„Suszy to już na pewno nie ma.”

„Ci z MSK to histerycy, o co im chodzi z tym klimatem.”

Braki w edukacji, myśleniu przyczynowo-skutkowym – czym można tłumaczyć te zasłyszane stwierdzenia? Nie tylko dla pokolenia ruchomych obrazków przedarcie się przez wiele akapitów informacji, opublikowanych przez naukowców (choćby na stronie nauki o klimacie) jest trudne. „Można panikować” choć jest filmem też nie należy do porywających dokumentów. Trudne więc czytanie, a niełatwe oglądanie.

Większość społeczeństwa niezmiennie mami wizja mocarstwowej Polski sięgającej od morza do morza, której realizacją ma być kanał żeglugowy ku Morzu Czarnemu czy przekop Mierzei. Ostatnia inwestycja pochłania kolejne państwowe pieniądze, a kosztem będzie także wiele istnień z wymierających gatunków. Należałoby się zastanowić po co inwestować w prace przy przekopie, skoro po podniesieniu się temperatury - co zafundują nam węglowi konserwatyści - i tak będziemy tam mieć Bałtyk? (mapka climatecentral.org)

Wylewamy gorącą wodę z elektrowni do rzek, kontynuujemy odkrywkę,. nadal projektujemy konstrukcje nowych stopni wodnych, betonujemy brzegi i suszymy bagna. Na zasypanych podmokłych terenach powstały szkoły, ich uczniowie chorują na alergie z powodu wszechobecnego grzyba. Betonując miasta natychmiast stawiamy kurtyny wodne, dziwiąc się wyspom ciepła. Cały czas staramy się walczyć z przyrodą i nie zauważamy przegranej..

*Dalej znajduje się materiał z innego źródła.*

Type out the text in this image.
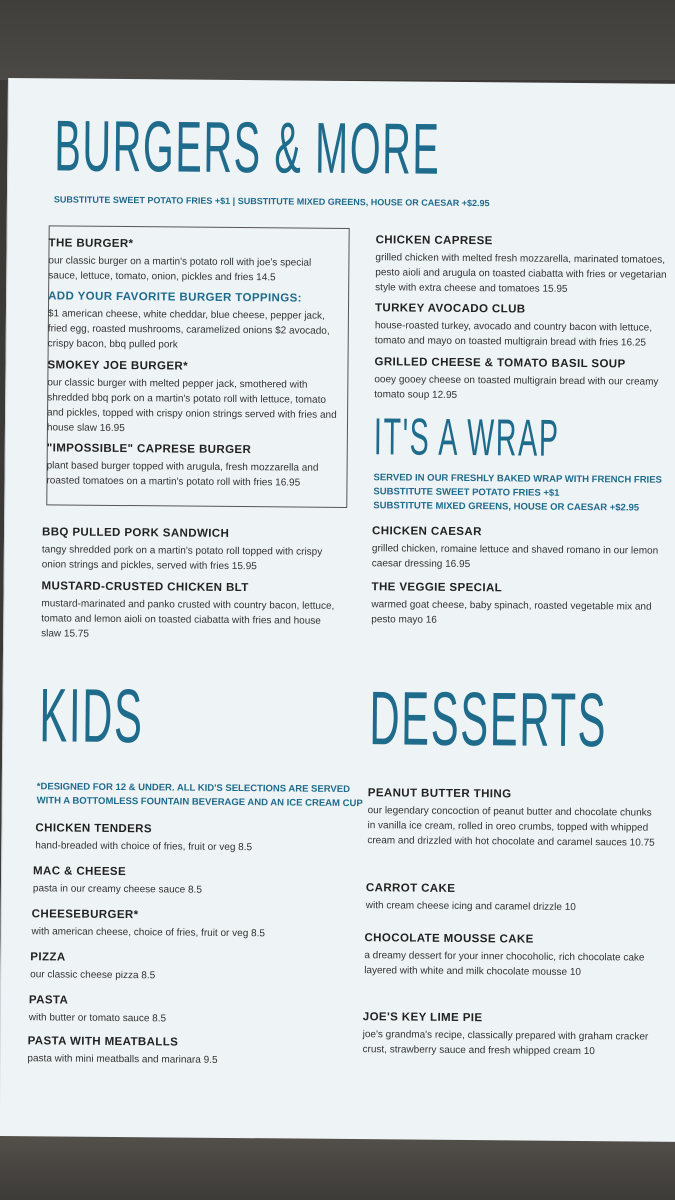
BURGERS & MORE
SUBSTITUTE SWEET POTATO FRIES +$1 | SUBSTITUTE MIXED GREENS, HOUSE OR CAESAR +$2.95
THE BURGER*

our classic burger on a martin's potato roll with joe's special sauce, lettuce, tomato, onion, pickles and fries 14.5

ADD YOUR FAVORITE BURGER TOPPINGS:

$1 american cheese, white cheddar, blue cheese, pepper jack, fried egg, roasted mushrooms, caramelized onions $2 avocado, crispy bacon, bbq pulled pork

SMOKEY JOE BURGER*

our classic burger with melted pepper jack, smothered with shredded bbq pork on a martin's potato roll with lettuce, tomato and pickles, topped with crispy onion strings served with fries and house slaw 16.95

"IMPOSSIBLE" CAPRESE BURGER

plant based burger topped with arugula, fresh mozzarella and roasted tomatoes on a martin's potato roll with fries 16.95

BBQ PULLED PORK SANDWICH

tangy shredded pork on a martin's potato roll topped with crispy onion strings and pickles, served with fries 15.95

MUSTARD-CRUSTED CHICKEN BLT

mustard-marinated and panko crusted with country bacon, lettuce, tomato and lemon aioli on toasted ciabatta with fries and house slaw 15.75

CHICKEN CAPRESE

grilled chicken with melted fresh mozzarella, marinated tomatoes, pesto aioli and arugula on toasted ciabatta with fries or vegetarian style with extra cheese and tomatoes 15.95

TURKEY AVOCADO CLUB

house-roasted turkey, avocado and country bacon with lettuce, tomato and mayo on toasted multigrain bread with fries 16.25

GRILLED CHEESE & TOMATO BASIL SOUP

ooey gooey cheese on toasted multigrain bread with our creamy tomato soup 12.95

IT'S A WRAP
SERVED IN OUR FRESHLY BAKED WRAP WITH FRENCH FRIES
SUBSTITUTE SWEET POTATO FRIES +$1
SUBSTITUTE MIXED GREENS, HOUSE OR CAESAR +$2.95
CHICKEN CAESAR

grilled chicken, romaine lettuce and shaved romano in our lemon caesar dressing 16.95

THE VEGGIE SPECIAL

warmed goat cheese, baby spinach, roasted vegetable mix and pesto mayo 16

KIDS
*DESIGNED FOR 12 & UNDER. ALL KID'S SELECTIONS ARE SERVED
WITH A BOTTOMLESS FOUNTAIN BEVERAGE AND AN ICE CREAM CUP
CHICKEN TENDERS

hand-breaded with choice of fries, fruit or veg 8.5

MAC & CHEESE

pasta in our creamy cheese sauce 8.5

CHEESEBURGER*

with american cheese, choice of fries, fruit or veg 8.5

PIZZA

our classic cheese pizza 8.5

PASTA

with butter or tomato sauce 8.5

PASTA WITH MEATBALLS

pasta with mini meatballs and marinara 9.5

DESSERTS
PEANUT BUTTER THING

our legendary concoction of peanut butter and chocolate chunks in vanilla ice cream, rolled in oreo crumbs, topped with whipped cream and drizzled with hot chocolate and caramel sauces 10.75

CARROT CAKE

with cream cheese icing and caramel drizzle 10

CHOCOLATE MOUSSE CAKE

a dreamy dessert for your inner chocoholic, rich chocolate cake layered with white and milk chocolate mousse 10

JOE'S KEY LIME PIE

joe's grandma's recipe, classically prepared with graham cracker crust, strawberry sauce and fresh whipped cream 10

Melioracja miała zwiększyć powierzchnię pól uprawnych i zwiększyła. Uprawy konwencjonalne nie przewidują odpoczynku dla ziemi, zamiast tego kolejna dawka nawozów sztucznych, w efekcie gleba jest martwa. Woda z opadów spływa po powierzchni, zabierając nawozy, trafia do rzek i morza. Nawet dzieci potrafią zrozumieć zjawisko eutrofizacji, bo nie kąpały się w Bałtyku z powodu sinic.

Czy odnieśliśmy upragnione zwycięstwo nad przyrodą? Nie.

Wyciągnęliśmy wnioski? Też nie.

Tylko przywracanie naturalnego stanu środowiska pozwoli nam, jako gatunkowi, przetrwać. Niezbędne są decyzje systemowe, bo nasz przemysł niszczy 70% czystej, pitnej wody. Rozsądne gospodarowanie przez każdego z nas tym zasobem także jest ważne. Mała retencja w dużych gospodarstwach i w niewielkich ogródkach, wały konturujące, które pozwolą opadom wsiąkać na naszym terenie, a nie wylewać się do kanału burzowego. Wykorzystywanie szarej wody nawet kiedy nie mamy do tego specjalnej instalacji. Słuchawka prysznicowa z dyszą venturiego (tylko 6l/min) i klepsydra, bo przecież 5 minut prysznica to tyle samo wody co cała wanna.

Jeśli będziemy wierzyć, że ktoś załatwi to wszystko za nas, że nie mamy wpływu na politykę państwa, że ktoś wie lepiej, więc niech decyduje, to oddamy naszą przyszłość. Przygotujmy się wtedy na jeszcze gwałtowniejsze zmiany w pogodzie, nauczmy się pojęć: susza rolnicza, hydrologiczna, deszcze nawalne, bo będziemy coraz częściej ich używać.

W maju zbyt zimne noce na wzrost roślin i susza, w czerwcu ulewy doprowadzające do gnicia plonów. Naprawdę klimat się nie zmienia?